Zimababwean opposition leader Morgan Tsvangirai Saturday accused the government of President Robert Mugabe of preparing a war against Zimbabwe's people in order to reverse what Tsvangirai called the people's will.

"We know that thousands of army recruits are being recruited," he said. "Militants are being rehabilitated. And some few claiming to be war veterans are already on the warpath."

He also accused the government of adding to Zimbabwe's hyperinflation by printing money to win any runoff vote.

"The reserve bank printing presses are in overdrive to print more money for further bribery activities, financing of violence and creation of no-go areas for the MDC," he adeed. "ZANU-PF is thus preparing a war on the people such as we have witnessed in 2000 and 2002."

The remarks come one week after Zimbabwe's elections in which Tsvangirai's Movement for Democratic Change (MDC) won a majority of seats in parliament. The Election Commission Saturday said the ruling ZANU-PF and opposition MDC parties each won 30 seats in the newly created Senate.

But Zimbabweans are still eagerly awaiting the results of the presidential vote, which Tsvangirai's party and civic groups say he won according to their tallies of results posted at polling stations.

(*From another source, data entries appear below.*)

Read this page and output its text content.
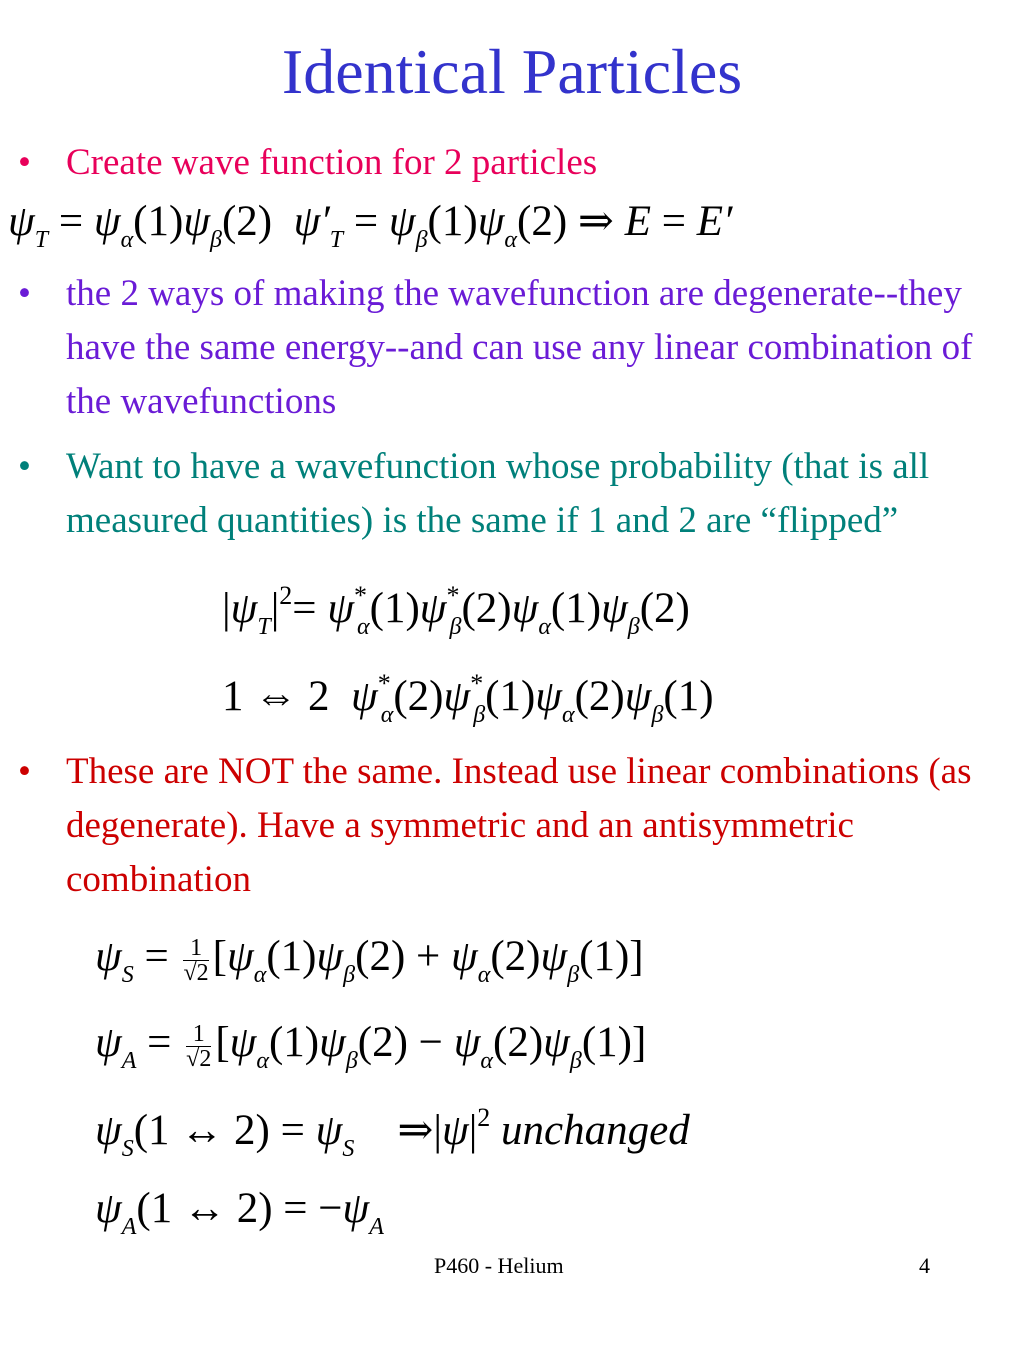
Identical Particles
• Create wave function for 2 particles
$\psi_T = \psi_\alpha(1)\psi_\beta(2) \psi'_T = \psi_\beta(1)\psi_\alpha(2)$ ⇒ E = E′
• the 2 ways of making the wavefunction are degenerate--they have the same energy--and can use any linear combination of the wavefunctions
• Want to have a wavefunction whose probability (that is all measured quantities) is the same if 1 and 2 are “flipped”
$|\psi_T|^2= \psi^*_\alpha(1)\psi^*_\beta(2)\psi_\alpha(1)\psi_\beta(2)$
1 ⇔ 2  $\psi^*_\alpha(2)\psi^*_\beta(1)\psi_\alpha(2)\psi_\beta(1)$
• These are NOT the same. Instead use linear combinations (as degenerate). Have a symmetric and an antisymmetric combination
$\psi_S = \frac{1}{√2} [\psi_\alpha(1)\psi_\beta(2) + \psi_\alpha(2)\psi_\beta(1)]$
$\psi_A = \frac{1}{√2} [\psi_\alpha(1)\psi_\beta(2) - \psi_\alpha(2)\psi_\beta(1)]$
$\psi_S(1$ ↔ $2) = \psi_S$    $\Rightarrow|\psi|^2$ unchanged
$\psi_A(1$ ↔ $2) = -\psi_A$
P460 - Helium	4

The delay led the MDC to seek to petition the High Court in Harare to demand that the country's Election Commission release the presidential election results.

But on Saturday, the MDC's lawyer, Alex Muchadahama, was prevented from filing the plea.

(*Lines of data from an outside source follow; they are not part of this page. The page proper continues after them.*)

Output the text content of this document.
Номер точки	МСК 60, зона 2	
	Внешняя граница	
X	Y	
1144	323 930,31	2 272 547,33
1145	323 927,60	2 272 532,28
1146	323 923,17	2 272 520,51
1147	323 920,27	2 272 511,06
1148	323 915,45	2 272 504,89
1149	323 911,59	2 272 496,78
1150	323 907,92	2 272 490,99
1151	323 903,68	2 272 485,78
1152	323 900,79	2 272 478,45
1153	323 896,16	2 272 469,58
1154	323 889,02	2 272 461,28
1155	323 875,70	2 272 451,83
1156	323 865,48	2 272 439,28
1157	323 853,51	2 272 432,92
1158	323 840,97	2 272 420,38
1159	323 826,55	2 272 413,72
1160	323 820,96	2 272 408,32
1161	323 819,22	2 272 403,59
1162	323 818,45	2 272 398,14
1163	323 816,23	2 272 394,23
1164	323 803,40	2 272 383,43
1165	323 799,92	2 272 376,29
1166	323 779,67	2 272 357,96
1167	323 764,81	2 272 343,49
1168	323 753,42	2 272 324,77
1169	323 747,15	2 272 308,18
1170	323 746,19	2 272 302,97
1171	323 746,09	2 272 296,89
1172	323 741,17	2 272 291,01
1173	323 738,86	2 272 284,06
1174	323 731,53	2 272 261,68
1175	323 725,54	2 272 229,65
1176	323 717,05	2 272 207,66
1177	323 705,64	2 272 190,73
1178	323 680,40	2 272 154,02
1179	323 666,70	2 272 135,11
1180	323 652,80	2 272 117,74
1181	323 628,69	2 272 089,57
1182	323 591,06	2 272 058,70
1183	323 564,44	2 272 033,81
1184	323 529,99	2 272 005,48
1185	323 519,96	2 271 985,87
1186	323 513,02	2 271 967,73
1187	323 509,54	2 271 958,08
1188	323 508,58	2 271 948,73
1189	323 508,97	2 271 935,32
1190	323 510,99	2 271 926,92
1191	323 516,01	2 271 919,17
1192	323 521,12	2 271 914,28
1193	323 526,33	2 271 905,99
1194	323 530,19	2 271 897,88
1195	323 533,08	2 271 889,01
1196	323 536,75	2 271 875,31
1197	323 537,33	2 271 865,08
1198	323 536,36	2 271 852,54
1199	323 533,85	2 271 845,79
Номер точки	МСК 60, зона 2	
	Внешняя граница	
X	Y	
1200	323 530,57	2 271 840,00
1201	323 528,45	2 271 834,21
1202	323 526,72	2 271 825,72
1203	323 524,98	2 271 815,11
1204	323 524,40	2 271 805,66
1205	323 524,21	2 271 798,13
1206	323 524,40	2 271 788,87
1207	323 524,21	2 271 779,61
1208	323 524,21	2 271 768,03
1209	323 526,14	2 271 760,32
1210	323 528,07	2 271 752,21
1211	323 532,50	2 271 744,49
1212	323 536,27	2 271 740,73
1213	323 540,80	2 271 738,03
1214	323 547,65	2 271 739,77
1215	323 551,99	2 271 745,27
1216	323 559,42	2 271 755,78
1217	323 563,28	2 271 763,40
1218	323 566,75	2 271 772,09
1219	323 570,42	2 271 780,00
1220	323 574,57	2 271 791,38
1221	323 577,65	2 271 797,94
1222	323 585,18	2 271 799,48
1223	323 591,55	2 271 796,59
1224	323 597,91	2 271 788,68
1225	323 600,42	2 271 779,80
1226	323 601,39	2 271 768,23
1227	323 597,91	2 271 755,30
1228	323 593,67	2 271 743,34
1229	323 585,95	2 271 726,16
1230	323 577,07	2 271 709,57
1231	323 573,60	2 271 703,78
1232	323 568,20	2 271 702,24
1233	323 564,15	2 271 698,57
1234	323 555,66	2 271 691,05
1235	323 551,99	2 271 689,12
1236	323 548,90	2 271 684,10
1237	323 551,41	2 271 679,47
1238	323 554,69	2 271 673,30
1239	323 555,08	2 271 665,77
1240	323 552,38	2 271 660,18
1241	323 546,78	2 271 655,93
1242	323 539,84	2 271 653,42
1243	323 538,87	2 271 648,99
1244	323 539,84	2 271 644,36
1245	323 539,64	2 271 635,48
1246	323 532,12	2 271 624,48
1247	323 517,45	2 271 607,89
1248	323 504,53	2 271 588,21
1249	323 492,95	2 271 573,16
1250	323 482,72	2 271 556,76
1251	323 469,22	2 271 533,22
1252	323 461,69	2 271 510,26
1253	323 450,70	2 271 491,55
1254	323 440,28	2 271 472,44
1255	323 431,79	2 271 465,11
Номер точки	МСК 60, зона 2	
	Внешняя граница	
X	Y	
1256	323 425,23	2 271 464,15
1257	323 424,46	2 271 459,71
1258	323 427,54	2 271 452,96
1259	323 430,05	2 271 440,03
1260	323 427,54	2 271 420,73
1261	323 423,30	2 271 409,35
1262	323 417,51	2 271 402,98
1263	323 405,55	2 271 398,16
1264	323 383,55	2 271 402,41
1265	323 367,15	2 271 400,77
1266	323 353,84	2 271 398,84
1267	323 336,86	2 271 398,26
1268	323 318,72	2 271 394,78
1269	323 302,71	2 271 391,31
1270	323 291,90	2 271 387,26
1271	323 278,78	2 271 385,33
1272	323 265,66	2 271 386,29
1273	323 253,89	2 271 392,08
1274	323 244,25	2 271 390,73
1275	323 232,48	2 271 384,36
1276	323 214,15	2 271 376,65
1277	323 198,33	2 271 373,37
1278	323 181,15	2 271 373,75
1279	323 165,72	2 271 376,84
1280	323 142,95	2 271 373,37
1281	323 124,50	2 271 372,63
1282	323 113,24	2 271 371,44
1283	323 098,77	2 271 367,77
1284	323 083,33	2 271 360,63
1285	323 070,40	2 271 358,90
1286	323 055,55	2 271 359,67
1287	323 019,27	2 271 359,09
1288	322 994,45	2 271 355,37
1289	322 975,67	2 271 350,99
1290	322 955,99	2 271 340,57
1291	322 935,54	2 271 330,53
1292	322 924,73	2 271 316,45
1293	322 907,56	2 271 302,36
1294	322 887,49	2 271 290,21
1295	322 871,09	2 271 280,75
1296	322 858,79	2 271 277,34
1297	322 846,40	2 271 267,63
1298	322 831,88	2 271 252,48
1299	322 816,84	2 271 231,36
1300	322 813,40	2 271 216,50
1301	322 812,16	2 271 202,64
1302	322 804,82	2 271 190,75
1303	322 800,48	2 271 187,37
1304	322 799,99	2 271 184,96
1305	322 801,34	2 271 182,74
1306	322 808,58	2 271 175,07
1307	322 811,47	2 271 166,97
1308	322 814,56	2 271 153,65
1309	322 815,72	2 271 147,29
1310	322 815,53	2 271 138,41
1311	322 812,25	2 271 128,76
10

In public view, he was barred by armed men from entering the court. He said, although he was upset, he would try again on Sunday.

On Saturday, the State controlled Herald newspaper said the MDC has encouraged white farmers to reclaim land from which they were evicted in recent years under a so-called land reform program. The farms were given to some liberation war veterans and family members of government and party officials.

The newspaper said that war veterans loyal to Mr Mugabe have been aroused.

The issue of land distributions to black Zimbabweans was the most consistent theme of ZANU-PF's pre-election campaign. Land has now become the ruling party's most important post election rallying point, with the party's hardcore warning that an MDC government would reverse land seizures from whites.

For the first time in several years, white commercial farmers in southeastern Zimbabwe, who continue growing crops on small pieces of their original holdings, are now under siege.

The Commercial Farmers Union said Saturday war veterans have moved onto four farms and a tourist lodge owned by farmers about 250 kilometers south east of Harare. It said the police have not intervened.